Rs-fMRI data were preprocessed using SPM12. Seed-to-voxel correlation analysis was carried out by Data Processing and Analysis for (Resting-State) Brain Imaging (DPABI) V4.3 [23]. The first ten functional images were discarded to minimize the fluctuation of the MRI signal in the initial stage of scanning. The remaining 190 images of each subject were first corrected for slice timing to reduce the within-scan acquisition time differences between slices and then realigned to eliminate the influence of head motion during the experiment. All subjects included in the present study exhibited head motion less than 1.5 mm in any of the x, y, or z directions and less than 1.5° of any angular dimensions. Next, the realigned images were co-registered to T1 images, spatially normalized into MNI space using transformations from segmentation, and resampled voxel size into 3 × 3 × 3 mm3. Subsequently, the functional images were smoothed with a 4-mm FWHM isotropic Gaussian kernel. After preprocessing, images were then band-pass filtered to 0.008 ~ 0.09 Hz to reduce noise. Further denoising steps included regression of six motion parameters and their first-order derivatives, regression of WM and CSF signals following the CompCor strategy [24] and a linear detrending. The seed-regions of the bilateral caudate head, body, and tail were defined based on WFU_PickAtlas [25] (Figure 4). The correlation coefficients between the seed voxels and all other brain voxels were computed to generate correlation maps. For group analyses, the correlation coefficients were converted to z-value using Fisher's r-to-z transformation [26].

Figure 4

Anatomical seeds of caudate nucleus (CN) subdivisions. Red color represents CN head; Green color represents CN body; Violet color represents CN tail.

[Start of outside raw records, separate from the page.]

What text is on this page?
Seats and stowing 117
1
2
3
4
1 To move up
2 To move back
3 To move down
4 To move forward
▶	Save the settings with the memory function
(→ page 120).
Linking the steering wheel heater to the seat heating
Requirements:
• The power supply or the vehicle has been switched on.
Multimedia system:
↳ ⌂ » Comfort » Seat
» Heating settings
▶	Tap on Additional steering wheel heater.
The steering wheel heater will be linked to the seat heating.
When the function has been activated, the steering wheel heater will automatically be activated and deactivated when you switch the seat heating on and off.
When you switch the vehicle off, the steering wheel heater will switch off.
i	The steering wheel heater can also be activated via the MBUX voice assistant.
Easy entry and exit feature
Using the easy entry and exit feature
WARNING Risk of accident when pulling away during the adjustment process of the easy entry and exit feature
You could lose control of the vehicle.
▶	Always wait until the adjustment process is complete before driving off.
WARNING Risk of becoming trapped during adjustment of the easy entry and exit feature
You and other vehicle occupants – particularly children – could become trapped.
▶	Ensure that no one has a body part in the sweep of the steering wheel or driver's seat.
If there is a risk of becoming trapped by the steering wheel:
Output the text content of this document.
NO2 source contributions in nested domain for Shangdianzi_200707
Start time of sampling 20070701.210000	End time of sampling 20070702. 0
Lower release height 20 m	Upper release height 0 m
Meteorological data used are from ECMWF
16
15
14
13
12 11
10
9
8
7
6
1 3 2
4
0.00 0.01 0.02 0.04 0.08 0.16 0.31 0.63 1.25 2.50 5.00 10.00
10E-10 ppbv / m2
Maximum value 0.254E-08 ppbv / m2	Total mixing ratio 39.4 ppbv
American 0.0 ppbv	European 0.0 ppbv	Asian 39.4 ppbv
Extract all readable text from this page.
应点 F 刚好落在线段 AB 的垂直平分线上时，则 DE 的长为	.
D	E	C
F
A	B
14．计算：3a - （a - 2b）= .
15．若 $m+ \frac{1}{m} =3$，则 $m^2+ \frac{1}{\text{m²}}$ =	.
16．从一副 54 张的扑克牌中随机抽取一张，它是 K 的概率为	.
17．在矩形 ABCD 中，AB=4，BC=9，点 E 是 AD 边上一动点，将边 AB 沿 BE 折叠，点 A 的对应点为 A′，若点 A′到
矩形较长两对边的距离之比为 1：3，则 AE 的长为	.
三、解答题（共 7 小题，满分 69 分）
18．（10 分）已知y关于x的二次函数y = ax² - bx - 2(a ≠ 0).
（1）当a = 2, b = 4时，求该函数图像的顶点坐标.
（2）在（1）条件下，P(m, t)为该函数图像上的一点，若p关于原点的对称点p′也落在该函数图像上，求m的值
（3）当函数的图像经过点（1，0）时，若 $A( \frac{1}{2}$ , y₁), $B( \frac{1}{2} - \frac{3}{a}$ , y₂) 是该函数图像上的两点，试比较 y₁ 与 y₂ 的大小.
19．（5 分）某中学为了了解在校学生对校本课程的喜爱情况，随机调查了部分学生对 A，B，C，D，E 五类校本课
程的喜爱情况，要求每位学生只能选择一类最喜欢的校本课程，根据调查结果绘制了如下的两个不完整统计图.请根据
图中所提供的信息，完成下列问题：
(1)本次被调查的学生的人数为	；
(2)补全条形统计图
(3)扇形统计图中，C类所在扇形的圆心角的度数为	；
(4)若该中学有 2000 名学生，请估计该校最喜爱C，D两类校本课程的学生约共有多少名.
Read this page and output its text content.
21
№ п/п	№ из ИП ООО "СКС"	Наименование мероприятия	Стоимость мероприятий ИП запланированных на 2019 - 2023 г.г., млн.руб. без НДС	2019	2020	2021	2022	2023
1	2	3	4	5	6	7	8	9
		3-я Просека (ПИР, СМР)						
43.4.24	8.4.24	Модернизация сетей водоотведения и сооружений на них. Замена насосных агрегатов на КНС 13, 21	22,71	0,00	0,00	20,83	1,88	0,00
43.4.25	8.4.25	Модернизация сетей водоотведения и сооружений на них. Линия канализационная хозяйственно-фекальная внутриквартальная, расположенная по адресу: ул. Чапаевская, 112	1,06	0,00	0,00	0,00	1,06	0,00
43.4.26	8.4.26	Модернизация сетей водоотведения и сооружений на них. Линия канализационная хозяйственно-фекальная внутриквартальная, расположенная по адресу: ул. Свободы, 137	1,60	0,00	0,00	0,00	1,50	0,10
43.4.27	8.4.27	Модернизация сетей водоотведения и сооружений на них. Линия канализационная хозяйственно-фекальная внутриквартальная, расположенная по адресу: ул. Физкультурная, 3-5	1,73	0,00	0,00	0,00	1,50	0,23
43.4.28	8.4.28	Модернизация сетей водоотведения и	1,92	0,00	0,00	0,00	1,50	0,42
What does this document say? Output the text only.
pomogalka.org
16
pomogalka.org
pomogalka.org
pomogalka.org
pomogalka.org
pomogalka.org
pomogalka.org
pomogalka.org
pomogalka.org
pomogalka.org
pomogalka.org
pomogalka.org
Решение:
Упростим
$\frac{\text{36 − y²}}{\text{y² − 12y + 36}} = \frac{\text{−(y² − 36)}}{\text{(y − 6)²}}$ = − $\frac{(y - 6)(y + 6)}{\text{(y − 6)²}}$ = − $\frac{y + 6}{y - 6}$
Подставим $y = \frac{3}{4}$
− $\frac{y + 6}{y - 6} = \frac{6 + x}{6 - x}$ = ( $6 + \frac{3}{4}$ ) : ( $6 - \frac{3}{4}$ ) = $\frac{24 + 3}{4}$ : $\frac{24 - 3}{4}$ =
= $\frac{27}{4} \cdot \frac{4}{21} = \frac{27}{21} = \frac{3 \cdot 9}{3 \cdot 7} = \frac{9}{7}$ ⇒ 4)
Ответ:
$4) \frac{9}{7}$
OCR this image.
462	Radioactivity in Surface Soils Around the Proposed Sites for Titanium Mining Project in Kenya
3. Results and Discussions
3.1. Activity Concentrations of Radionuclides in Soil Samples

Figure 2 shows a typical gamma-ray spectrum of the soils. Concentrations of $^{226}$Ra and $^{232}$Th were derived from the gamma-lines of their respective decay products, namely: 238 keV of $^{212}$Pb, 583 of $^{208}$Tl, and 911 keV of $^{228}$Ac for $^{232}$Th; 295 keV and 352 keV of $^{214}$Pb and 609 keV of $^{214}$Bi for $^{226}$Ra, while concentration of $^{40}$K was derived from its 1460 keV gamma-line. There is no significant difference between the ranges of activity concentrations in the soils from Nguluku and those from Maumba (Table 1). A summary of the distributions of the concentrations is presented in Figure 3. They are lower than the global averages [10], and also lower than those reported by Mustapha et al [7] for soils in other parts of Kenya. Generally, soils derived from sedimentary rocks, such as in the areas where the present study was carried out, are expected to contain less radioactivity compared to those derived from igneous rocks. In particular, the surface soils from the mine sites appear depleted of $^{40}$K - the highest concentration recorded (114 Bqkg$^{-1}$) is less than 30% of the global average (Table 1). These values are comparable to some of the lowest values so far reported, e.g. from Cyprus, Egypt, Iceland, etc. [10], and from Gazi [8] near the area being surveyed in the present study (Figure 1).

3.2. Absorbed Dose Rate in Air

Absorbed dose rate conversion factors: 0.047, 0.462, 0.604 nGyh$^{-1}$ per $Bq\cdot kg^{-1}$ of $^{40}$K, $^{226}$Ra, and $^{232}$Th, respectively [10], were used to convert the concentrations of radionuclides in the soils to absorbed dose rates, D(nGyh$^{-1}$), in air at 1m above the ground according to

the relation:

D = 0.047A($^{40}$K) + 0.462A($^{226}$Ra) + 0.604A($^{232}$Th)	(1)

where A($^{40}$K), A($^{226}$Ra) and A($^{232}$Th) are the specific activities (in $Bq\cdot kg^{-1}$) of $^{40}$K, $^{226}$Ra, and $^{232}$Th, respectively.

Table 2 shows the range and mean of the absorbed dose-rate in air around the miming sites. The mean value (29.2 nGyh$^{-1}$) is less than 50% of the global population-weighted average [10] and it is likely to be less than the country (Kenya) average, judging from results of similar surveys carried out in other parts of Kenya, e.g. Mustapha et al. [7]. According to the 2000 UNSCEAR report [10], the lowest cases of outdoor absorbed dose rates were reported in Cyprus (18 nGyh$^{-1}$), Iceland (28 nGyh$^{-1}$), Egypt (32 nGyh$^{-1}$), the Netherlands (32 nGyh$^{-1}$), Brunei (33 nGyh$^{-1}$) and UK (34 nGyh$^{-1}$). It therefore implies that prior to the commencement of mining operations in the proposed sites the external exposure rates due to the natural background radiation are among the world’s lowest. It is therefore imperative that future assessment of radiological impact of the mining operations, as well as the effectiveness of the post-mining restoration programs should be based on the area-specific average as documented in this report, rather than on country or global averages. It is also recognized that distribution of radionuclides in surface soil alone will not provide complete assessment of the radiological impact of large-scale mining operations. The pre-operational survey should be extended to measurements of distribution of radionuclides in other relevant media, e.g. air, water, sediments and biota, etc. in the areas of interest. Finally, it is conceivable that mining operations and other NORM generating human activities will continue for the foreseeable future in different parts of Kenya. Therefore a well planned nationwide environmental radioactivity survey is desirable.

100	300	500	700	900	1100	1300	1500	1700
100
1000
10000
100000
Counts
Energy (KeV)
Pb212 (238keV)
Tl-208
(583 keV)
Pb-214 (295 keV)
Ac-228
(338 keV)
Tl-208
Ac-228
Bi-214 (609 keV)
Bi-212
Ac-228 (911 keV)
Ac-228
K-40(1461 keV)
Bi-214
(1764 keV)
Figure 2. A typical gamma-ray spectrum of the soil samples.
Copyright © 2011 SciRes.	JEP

Identifying the CN subdivision networks

The three individual connectivity maps (obtained from the CN head, body, and tail) of each HE were entered into a factorial model in SPM12 with age and sex as nuisance variates. The whole CN network was first identified (defined as the regions connected with any of the three CN subdivisions with F-contrast in SPM). Functional connectivity maps specific to each seed region were obtained by comparing to the other two CN subdivisions.

Confirmatory analysis of changes in CN subdivision network and dopamine effect in PD

These regions within each specific CN subdivision network were defined as regions of interest (ROIs) for the confirmatory analyses. Two sample t-tests were performed to explore the dysconnectivity in PD compared to HE. Paired t-test was conducted to examine the dopamine modulation within each subdivision network in PD ON-medication compared to OFF-medication.

Exploratory analysis for dopamine modulation in the CN subdivision networks

An exploratory analysis was performed additionally to ascertain which voxels were affected by the dopamine administration within each CN subdivision network. Partial correlation analyses were examined between the mean functional connectivity values in these voxels and clinical performances controlled for nuisance variables.

Statistical analysis

Two-sample t-test was performed for the demographic, clinical measurements, and extracted CN subdivision volume between PD patients and HE using SPSS 22. GM volume and functional connectivity results were reported based on an uncorrected voxel-wise height threshold of p < 0.001 combined with an FWE-corrected cluster-wise threshold of p < 0.001. Brain regions were localized with xjView (http://www.alivelearn.net/xjview). Correlations between these alterations and neuropsychological performances were examined. Results for confirmatory ROIs analysis and correlations were corrected for multiple comparisons using the Bonferroni correction (p < 0.05).